According to Lindsay Thiry of ESPN, the Vikings brought quarterback Carson Wentz in for a workout on Saturday.
Wentz’s story is pretty well-documented. He was the #2 overall pick in the 2016 NFL Draft out of North Dakota State by the Philadelphia Eagles, and after an up-and-down rookie season, was playing lights out football in his second season until he tore his ACL late in the season. He went on injured reserve and watched Nick Foles lead the Eagles to a Super Bowl victory a couple of months later.
Wentz played decently enough, at least statistically, in 2018 and 2019, but bottomed out in 2020 when he led the NFC in interceptions and total turnovers. The Eagles traded him to the Indianapolis Colts before the 2021 season, and he started all 17 games, throwing for over 3,500 yards and 27 touchdowns with just seven interceptions. The Colts then traded him to Washington ahead of the 2022 season, and he started only seven games because of an injury that landed him on injured reserve. He came back later in the season but did not regain his starting spot, and was released by Washington after the season.

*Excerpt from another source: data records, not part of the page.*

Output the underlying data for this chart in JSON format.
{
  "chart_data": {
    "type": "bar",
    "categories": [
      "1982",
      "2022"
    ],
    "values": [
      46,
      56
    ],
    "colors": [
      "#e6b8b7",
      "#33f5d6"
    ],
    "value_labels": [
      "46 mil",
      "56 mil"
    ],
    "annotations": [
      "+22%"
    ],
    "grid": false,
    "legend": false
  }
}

He then spent the next couple of seasons as a backup, spending the 2023 season as the backup to Matthew Stafford in Los Angeles and 2024 as Patrick Mahomes’ understudy in Kansas City. He has appeared in just five games over the past two seasons.
The Vikings certainly appear to have an opening on their quarterback depth chart, but perhaps not the one that everyone expected might come when the preseason started. J.J. McCarthy will begin this season as the starter, and undrafted rookie Max Brosmer has certainly outperformed the two other veterans on the depth chart, Sam Howell and Brett Rypien. If the Vikings are going to bring Wentz aboard, it’s likely going to be at Howell’s expense. Would be be QB2 or QB3? That remains to be seen, but it absolutely wouldn’t be surprising to see Brosmer as McCarthy’s primary backup after his preseason performance.
Who knows? Perhaps Wentz, if called upon, can be the latest graduate of the Kevin O’Connell School for Quarterbacks Who Can’t Throw Good and Want to Learn to Do Other Stuff Good, Too. After all, not a lot of folks thought a whole lot of Sam Darnold when the Vikings brought him in last season, and look what that turned into last season.
What do you think of the idea of the Vikings potentially bringing in a former #2 overall pick to be the team’s backup quarterback?